The previous text was written in a world in which Research (pursued by universities, hospitals, public R&D centers) had to be linked to the Industry. Today (more than a dozen years after the previous text was written) we have a “new world” in which STARTUPS have been configured as the most powerful source of technology, innovation and disruption. In this world of startups, making a simile with the previous typologies, we can have:

1) Accelerators and certain consultancy companies, oriented to grow startups, as well as M&A experts, that facilitate their final acquisition process.

2) Corporate Venturing programs, oriented to corporations and their needs and to cover them through startups.

QUANTION, in our actual world, is a company that knows how to detect the needs of its customers (medium and large companies and also institutions) and find the solution in the STARTUPS. QUANTION analyzes those needs and has, in addition to its own experts, a portfolio of solutions based on disruptive startups that have been selected from all over the world. For example in fields such as virtual reality and interactive 3D, augmented reality, smart e-commerce, gamification, internet of things, geolocation, etc.

Therefore, in addition to being technology providers, QUANTION is a Corporate Venturing Program. But it is an evolution of the Corporate Venturing programs that we are developing here in our ecosystem. Put simply, I think there are two types of Corporate programs:

1) Those that contribute (to the corporations that promote them) with technology and innovation to influence their current products and also the products those corporations should have in the short or medium term. It is a very pragmatic model, very “business-oriented”.
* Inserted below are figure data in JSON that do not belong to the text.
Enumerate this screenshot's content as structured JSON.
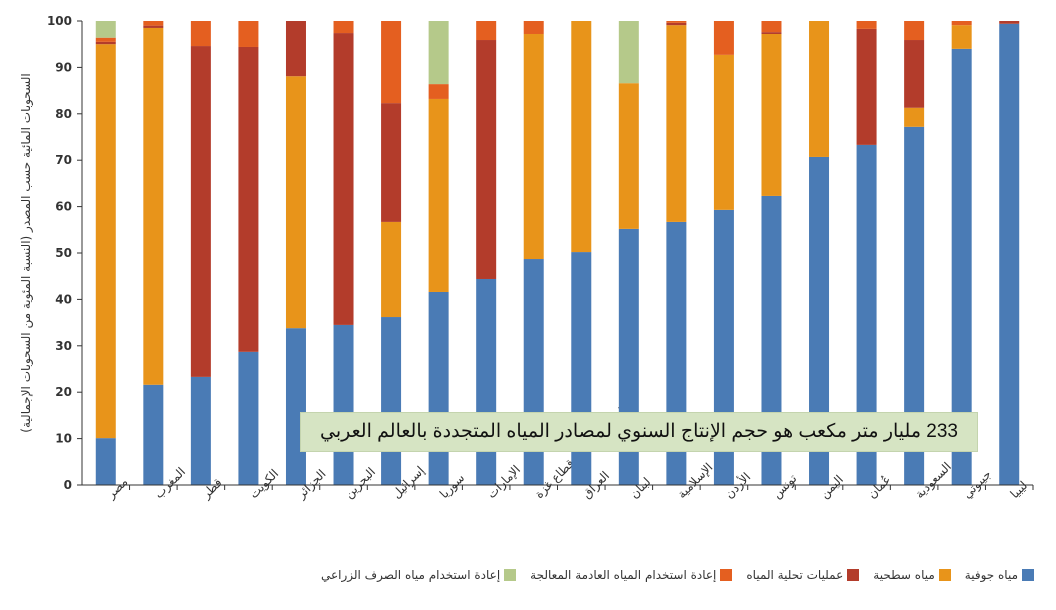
{
  "chart_data": {
    "type": "bar",
    "stacked": true,
    "ylabel": "السحوبات المائية حسب المصدر (النسبة المئوية من السحوبات الإجمالية)",
    "ylim": [
      0,
      100
    ],
    "yticks": [
      0,
      10,
      20,
      30,
      40,
      50,
      60,
      70,
      80,
      90,
      100
    ],
    "legend_position": "bottom",
    "categories": [
      "مصر",
      "المغرب",
      "قطر",
      "الكويت",
      "الجزائر",
      "البحرين",
      "إسرائيل",
      "سوريا",
      "الإمارات",
      "الضفة الغربية وقطاع غزة",
      "العراق",
      "لبنان",
      "جمهورية إيران الإسلامية",
      "الأردن",
      "تونس",
      "اليمن",
      "عُمان",
      "السعودية",
      "جيبوتي",
      "ليبيا"
    ],
    "series": [
      {
        "name": "مياه جوفية",
        "color": "#4a7bb5",
        "values": [
          10.1,
          21.6,
          23.3,
          28.7,
          33.8,
          34.5,
          36.2,
          41.6,
          44.4,
          48.7,
          50.2,
          55.2,
          56.7,
          59.3,
          62.3,
          70.7,
          73.3,
          77.2,
          94.0,
          99.4
        ]
      },
      {
        "name": "مياه سطحية",
        "color": "#e8941a",
        "values": [
          84.9,
          76.9,
          0,
          0,
          54.3,
          0,
          20.5,
          41.6,
          0,
          48.5,
          49.8,
          31.4,
          42.4,
          33.4,
          34.9,
          29.3,
          0,
          4.1,
          5.1,
          0
        ]
      },
      {
        "name": "عمليات تحلية المياه",
        "color": "#b33c2b",
        "values": [
          0.5,
          0.5,
          71.3,
          65.7,
          11.9,
          62.9,
          25.6,
          0,
          51.5,
          0,
          0,
          0,
          0.5,
          0,
          0.4,
          0,
          25.0,
          14.6,
          0,
          0.6
        ]
      },
      {
        "name": "إعادة استخدام المياه العادمة المعالجة",
        "color": "#e45f20",
        "values": [
          0.9,
          1.0,
          5.4,
          5.6,
          0,
          2.6,
          17.7,
          3.2,
          4.1,
          2.8,
          0,
          0,
          0.4,
          7.3,
          2.4,
          0,
          1.7,
          4.1,
          0.9,
          0
        ]
      },
      {
        "name": "إعادة استخدام مياه الصرف الزراعي",
        "color": "#b5c98a",
        "values": [
          3.6,
          0,
          0,
          0,
          0,
          0,
          0,
          13.6,
          0,
          0,
          0,
          13.4,
          0,
          0,
          0,
          0,
          0,
          0,
          0,
          0
        ]
      }
    ],
    "annotation": "233 مليار متر مكعب هو حجم الإنتاج السنوي لمصادر المياه المتجددة بالعالم العربي"
  }
}
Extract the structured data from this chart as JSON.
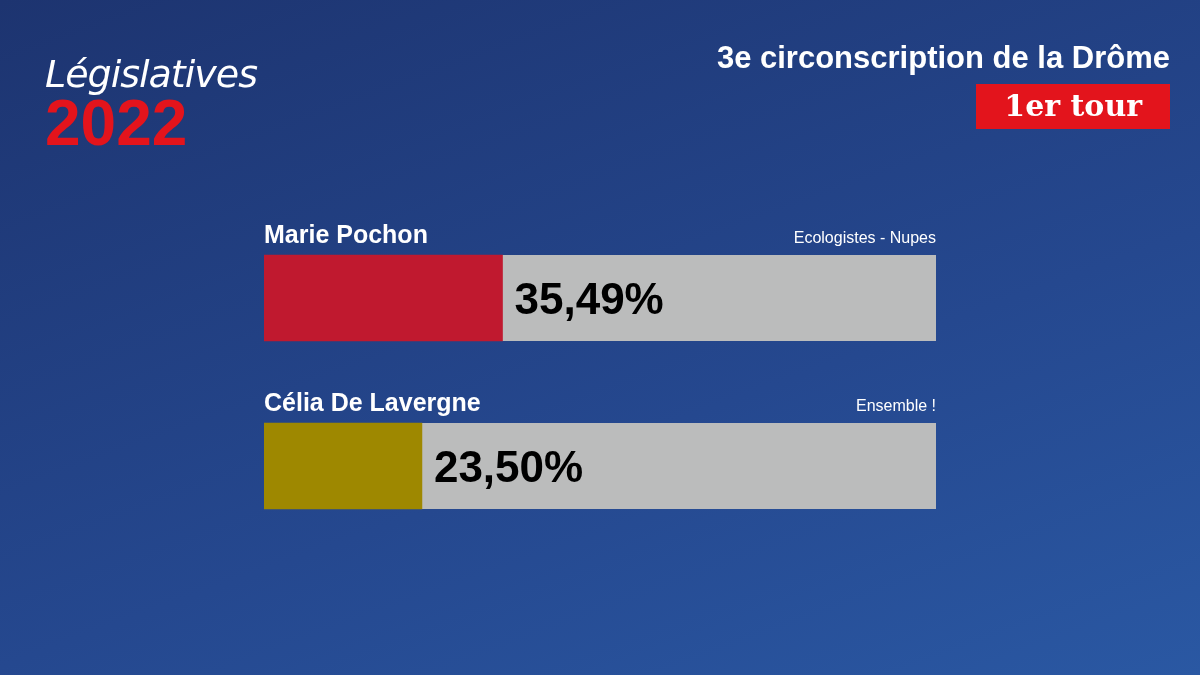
{
  "chart_data": {
    "type": "bar",
    "orientation": "horizontal",
    "title": "3e circonscription de la Drôme",
    "subtitle": "1er tour",
    "categories": [
      "Marie Pochon",
      "Célia De Lavergne"
    ],
    "series": [
      {
        "colors": [
          "#c0192f",
          "#9e8800"
        ],
        "values": [
          35.49,
          23.5
        ],
        "value_labels": [
          "35,49%",
          "23,50%"
        ]
      }
    ],
    "xlim": [
      0,
      100
    ],
    "tick_labels": false,
    "legend": false,
    "annotations": [
      "Législatives",
      "2022",
      "Ecologistes - Nupes",
      "Ensemble !"
    ]
  }
}
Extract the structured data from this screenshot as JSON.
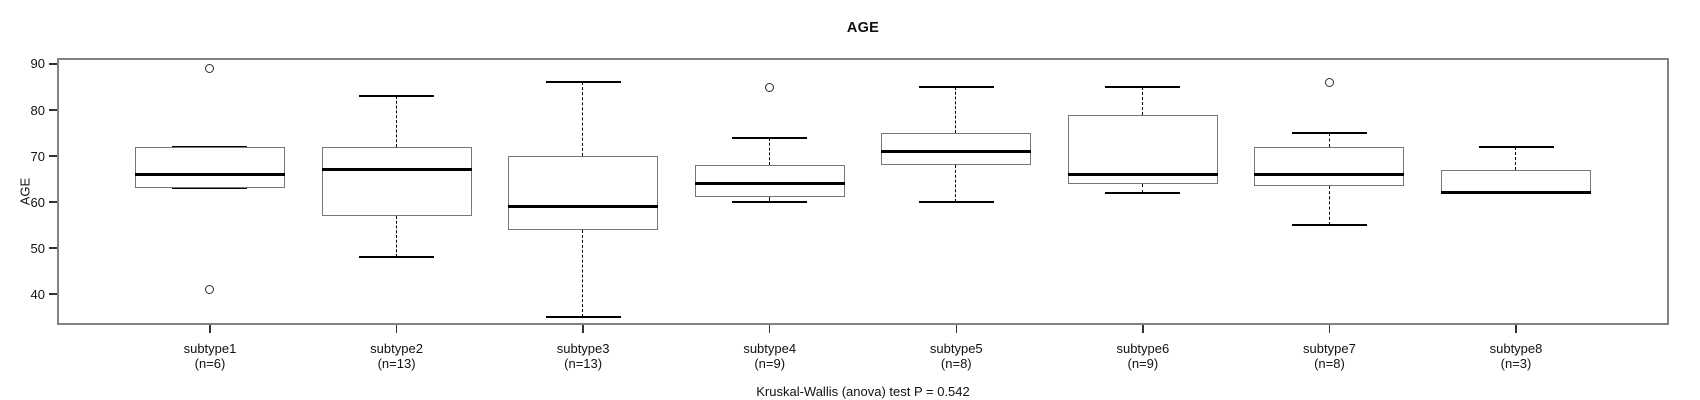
{
  "chart_data": {
    "type": "boxplot",
    "title": "AGE",
    "ylabel": "AGE",
    "xlabel": "",
    "caption": "Kruskal-Wallis (anova) test P = 0.542",
    "ylim": [
      33.3,
      91.3
    ],
    "yticks": [
      40,
      50,
      60,
      70,
      80,
      90
    ],
    "grid": false,
    "legend": null,
    "categories": [
      "subtype1",
      "subtype2",
      "subtype3",
      "subtype4",
      "subtype5",
      "subtype6",
      "subtype7",
      "subtype8"
    ],
    "groups": [
      {
        "label": "subtype1",
        "n_label": "(n=6)",
        "n": 6,
        "whisker_low": 63,
        "q1": 63,
        "median": 66,
        "q3": 72,
        "whisker_high": 72,
        "outliers": [
          89,
          41
        ]
      },
      {
        "label": "subtype2",
        "n_label": "(n=13)",
        "n": 13,
        "whisker_low": 48,
        "q1": 57,
        "median": 67,
        "q3": 72,
        "whisker_high": 83,
        "outliers": []
      },
      {
        "label": "subtype3",
        "n_label": "(n=13)",
        "n": 13,
        "whisker_low": 35,
        "q1": 54,
        "median": 59,
        "q3": 70,
        "whisker_high": 86,
        "outliers": []
      },
      {
        "label": "subtype4",
        "n_label": "(n=9)",
        "n": 9,
        "whisker_low": 60,
        "q1": 61,
        "median": 64,
        "q3": 68,
        "whisker_high": 74,
        "outliers": [
          85
        ]
      },
      {
        "label": "subtype5",
        "n_label": "(n=8)",
        "n": 8,
        "whisker_low": 60,
        "q1": 68,
        "median": 71,
        "q3": 75,
        "whisker_high": 85,
        "outliers": []
      },
      {
        "label": "subtype6",
        "n_label": "(n=9)",
        "n": 9,
        "whisker_low": 62,
        "q1": 64,
        "median": 66,
        "q3": 79,
        "whisker_high": 85,
        "outliers": []
      },
      {
        "label": "subtype7",
        "n_label": "(n=8)",
        "n": 8,
        "whisker_low": 55,
        "q1": 63.5,
        "median": 66,
        "q3": 72,
        "whisker_high": 75,
        "outliers": [
          86
        ]
      },
      {
        "label": "subtype8",
        "n_label": "(n=3)",
        "n": 3,
        "whisker_low": 62,
        "q1": 62,
        "median": 62,
        "q3": 67,
        "whisker_high": 72,
        "outliers": []
      }
    ],
    "colors": {
      "background": "#ffffff",
      "frame": "#828282",
      "box_border": "#787878",
      "median": "#000000",
      "whisker": "#000000",
      "text": "#111111"
    }
  }
}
2) Those that are an incursion in the future, which seek to identify potentially disruptive technology that will complement, replace or threaten future products of the company, or its business model. This is a model of expectations and risks, more “speculative”, surely more disordered as well.
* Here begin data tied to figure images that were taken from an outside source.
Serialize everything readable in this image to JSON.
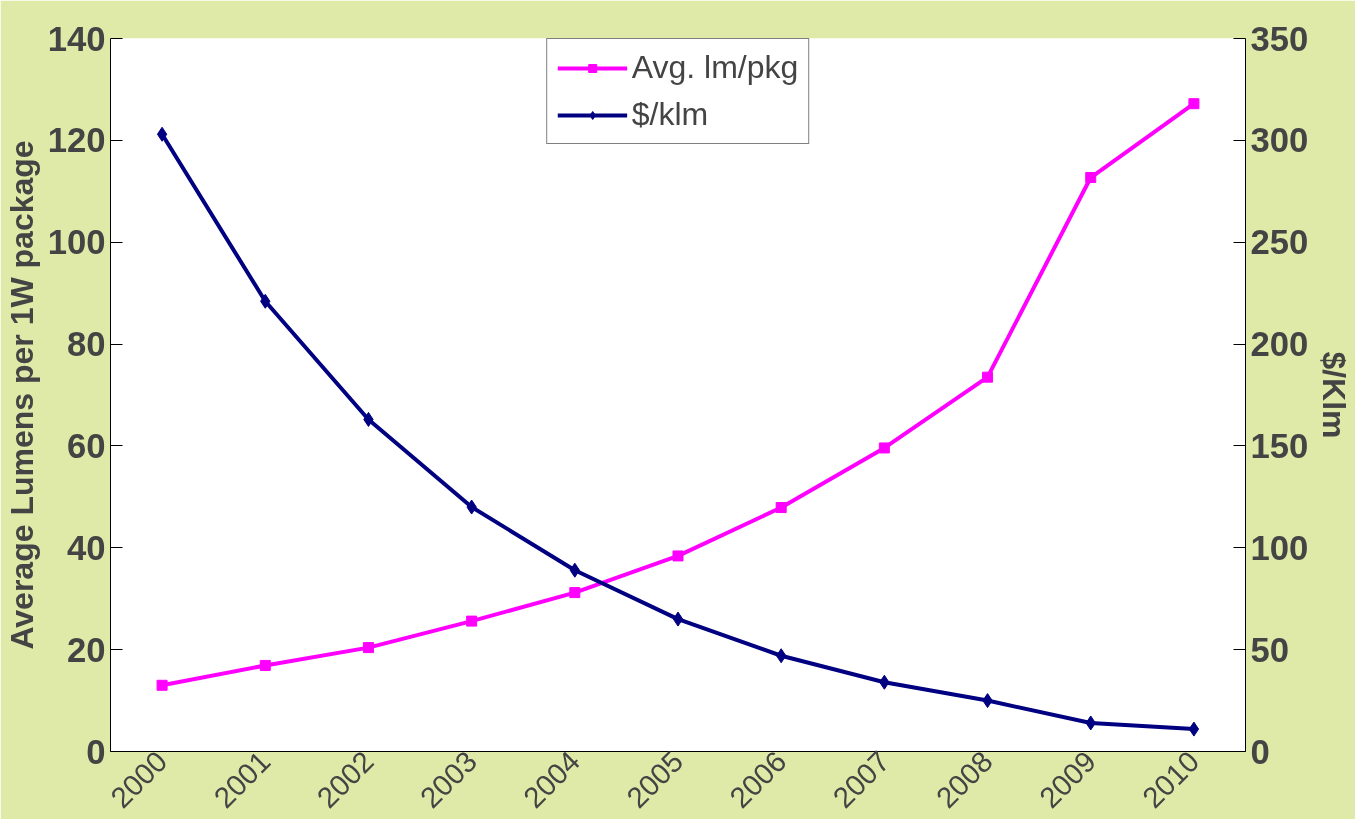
{
  "chart_data": {
    "type": "line",
    "categories": [
      "2000",
      "2001",
      "2002",
      "2003",
      "2004",
      "2005",
      "2006",
      "2007",
      "2008",
      "2009",
      "2010"
    ],
    "ylabel": "Average Lumens per 1W package",
    "y2label": "$/Klm",
    "ylim": [
      0,
      140
    ],
    "yticks": [
      0,
      20,
      40,
      60,
      80,
      100,
      120,
      140
    ],
    "y2lim": [
      0,
      350
    ],
    "y2ticks": [
      0,
      50,
      100,
      150,
      200,
      250,
      300,
      350
    ],
    "grid": false,
    "legend": "top left",
    "series": [
      {
        "name": "Avg. lm/pkg",
        "color": "#ff00ff",
        "marker": "square",
        "values": [
          13.0,
          16.9,
          20.4,
          25.6,
          31.2,
          38.4,
          47.9,
          59.6,
          73.5,
          112.7,
          127.2
        ]
      },
      {
        "name": "$/klm",
        "color": "#000080",
        "marker": "diamond",
        "axis": "y2",
        "values": [
          303,
          221,
          163,
          120,
          89,
          65,
          47,
          34,
          25,
          14,
          11
        ]
      }
    ]
  }
}
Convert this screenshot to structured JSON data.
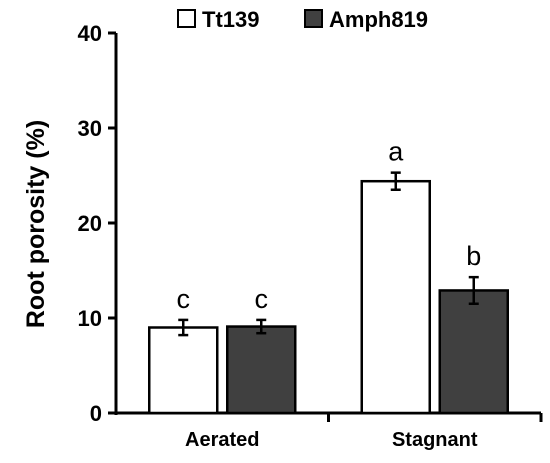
{
  "chart_data": {
    "type": "bar",
    "categories": [
      "Aerated",
      "Stagnant"
    ],
    "series": [
      {
        "name": "Tt139",
        "color": "#ffffff",
        "values": [
          9.0,
          24.4
        ],
        "errors": [
          0.8,
          0.9
        ],
        "letters": [
          "c",
          "a"
        ]
      },
      {
        "name": "Amph819",
        "color": "#404040",
        "values": [
          9.1,
          12.9
        ],
        "errors": [
          0.7,
          1.4
        ],
        "letters": [
          "c",
          "b"
        ]
      }
    ],
    "ylabel": "Root porosity (%)",
    "xlabel": "",
    "ylim": [
      0,
      40
    ],
    "yticks": [
      0,
      10,
      20,
      30,
      40
    ],
    "legend_position": "top",
    "grid": false
  }
}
Here in our environment, every company that develops Corporate Venturing programs tries to define its own model. Frequently, elements of each typology are mixed. But paradoxically it is more complicated to influence the short and medium term. It seems easier to develop models that do not have the pressure of immediacy (when evidently the results in these models will be more complicated to achieve).
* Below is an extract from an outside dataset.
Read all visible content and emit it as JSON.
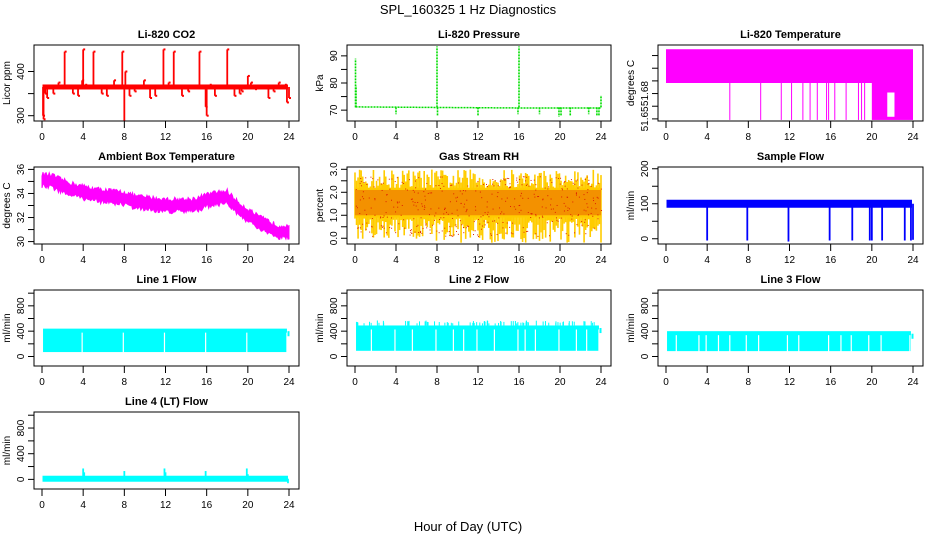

QUANTION belongs to the first type. It is a pragmatic corporate program that provides, based on selected startups from around the world, technology and innovation for current or immediate corporate products. From another point of view, QUANTION assumes the new role that seems to correspond to the business consultants in the future: the connection between the disruption and the client companies of these consultancies. I remember a conference of the President of EVERIS, Fernando Frances, in which he affirmed that idea and justified thus the effort of Everis to construct a great database of world startups.

In conclusion: Congratulations to QUANTION for your good work and your technological leadership !!